COLUMBUS, Ohio (AP) — Recent spikes in drug overdoses in Akron and Columbus are drawing renewed attention to what Ohio authorities call a growing epidemic of abuse of heroin and an even more potent painkiller, fentanyl. Some questions and answers:
WHAT HAPPENED IN AKRON?
Emergency responders reported at least 25 suspected overdoses in three days last week, and four of those people died. Akron police said they’re investigating whether the cases are related. They suspect at least some involved fentanyl, a synthetic opiod sometimes added to heroin or disguised to look like less powerful painkillers. Music legend Prince died of a fentanyl overdose in April, and authorities are still investigating whether the drug was obtained legally.
ARE OTHER OHIO CITIES SEEING THIS CONCERN?
Yes. Franklin County, which includes Columbus, logged 96 opiate-related deaths from January to May, including 22 linked to fentanyl. On Sunday, responders treated at least seven people for suspected opiate overdoses, and Columbus police said at least one died. Alarmed safety officials urged people who had heroin to destroy it immediately because it could be a highly potent form of the drug.
Cuyahoga County, which includes Cleveland, has had about as many heroin and fentanyl overdose deaths in the first half of this year as it did all of last year, according to the medical examiner. With 228 such deaths so far, the office is projecting nearly 500 for the year if the pace holds.
In Cincinnati, the Hamilton County coroner’s office reported a 100-day backlog of DNA testing for police drug investigations, largely because of increased overdose deaths.

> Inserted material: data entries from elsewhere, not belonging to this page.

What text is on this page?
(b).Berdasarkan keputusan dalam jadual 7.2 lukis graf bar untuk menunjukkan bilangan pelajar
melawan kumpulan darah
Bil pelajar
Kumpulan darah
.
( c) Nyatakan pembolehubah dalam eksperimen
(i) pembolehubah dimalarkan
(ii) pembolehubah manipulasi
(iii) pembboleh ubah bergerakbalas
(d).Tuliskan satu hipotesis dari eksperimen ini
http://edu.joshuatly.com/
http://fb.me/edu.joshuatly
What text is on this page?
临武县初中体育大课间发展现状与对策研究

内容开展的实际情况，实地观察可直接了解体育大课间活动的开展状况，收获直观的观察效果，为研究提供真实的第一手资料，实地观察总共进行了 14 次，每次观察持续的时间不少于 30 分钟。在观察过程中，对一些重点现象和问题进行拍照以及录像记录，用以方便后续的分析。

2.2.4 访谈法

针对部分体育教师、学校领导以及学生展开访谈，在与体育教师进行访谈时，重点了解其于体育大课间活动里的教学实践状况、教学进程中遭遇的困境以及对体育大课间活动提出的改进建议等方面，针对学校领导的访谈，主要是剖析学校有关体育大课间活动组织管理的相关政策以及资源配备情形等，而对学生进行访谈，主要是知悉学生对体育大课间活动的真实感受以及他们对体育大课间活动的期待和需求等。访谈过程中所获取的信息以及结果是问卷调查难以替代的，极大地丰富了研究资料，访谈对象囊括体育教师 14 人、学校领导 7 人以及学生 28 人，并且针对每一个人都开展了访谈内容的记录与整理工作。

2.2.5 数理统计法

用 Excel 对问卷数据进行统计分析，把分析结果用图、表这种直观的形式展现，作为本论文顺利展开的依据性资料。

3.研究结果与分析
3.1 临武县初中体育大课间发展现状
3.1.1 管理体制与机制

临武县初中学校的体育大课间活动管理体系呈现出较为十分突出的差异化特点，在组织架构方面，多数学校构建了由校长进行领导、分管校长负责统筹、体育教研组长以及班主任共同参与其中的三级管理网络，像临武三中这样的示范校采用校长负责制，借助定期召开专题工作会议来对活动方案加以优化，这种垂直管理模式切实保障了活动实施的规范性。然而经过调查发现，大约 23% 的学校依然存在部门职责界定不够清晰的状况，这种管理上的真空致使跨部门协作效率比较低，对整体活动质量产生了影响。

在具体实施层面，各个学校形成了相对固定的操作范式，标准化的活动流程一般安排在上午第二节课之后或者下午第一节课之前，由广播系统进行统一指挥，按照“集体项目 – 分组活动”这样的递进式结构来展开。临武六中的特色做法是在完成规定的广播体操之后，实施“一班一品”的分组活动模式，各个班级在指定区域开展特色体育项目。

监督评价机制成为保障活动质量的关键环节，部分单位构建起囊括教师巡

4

Statewide, fentanyl-related overdose deaths increased from 84 in 2013 to roughly 500 in 2014, the most recent full year for which the Ohio Department of Health has data. Last year’s tally is expected to be compiled by September, ODH spokesman Russ Kennedy said.

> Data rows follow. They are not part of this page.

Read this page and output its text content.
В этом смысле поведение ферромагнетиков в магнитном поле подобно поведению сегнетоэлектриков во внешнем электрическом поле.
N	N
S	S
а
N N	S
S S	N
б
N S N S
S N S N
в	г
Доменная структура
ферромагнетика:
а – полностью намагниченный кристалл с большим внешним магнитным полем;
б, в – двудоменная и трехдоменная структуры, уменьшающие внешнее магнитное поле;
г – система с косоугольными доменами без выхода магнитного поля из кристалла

HOW HAS THE STATE RESPONDED?
In May, the state launched a six-month awareness campaign targeting 15 counties hit hard by fentanyl-related overdose deaths, including most of Ohio’s largest cities. It urges drug users’ relatives and friends and others to learn the signs of an overdose, such as paleness and slow breathing, and to obtain an overdose antidote.
In an attempt to limit overprescribing, the state previously announced guidance that said people with short-term pain from injuries or surgery should get alternatives to prescription painkillers when possible and receive only the minimum amounts if necessary. The health department’s director has said the guidelines appeared to be helping, with fewer opiod doses and fewer high-dosage amounts prescribed.
Some people are pushing for more action. Democratic Rep. Greta Johnson, of Akron, wrote last week to legislative leaders, urging them to establish a task force or legislative committee to create a unified strategy for addressing drug abuse in Ohio.
WHAT IS THE OVERDOSE ANTIDOTE?
Naloxone, often known by the brand name Narcan, is offered as an injection and a nasal spray. It can be administered before emergency personnel arrive, and it isn’t harmful if it’s given to someone who didn’t actually overdose. Lawmakers have made the drug widely available without a prescription in hopes of reducing deaths.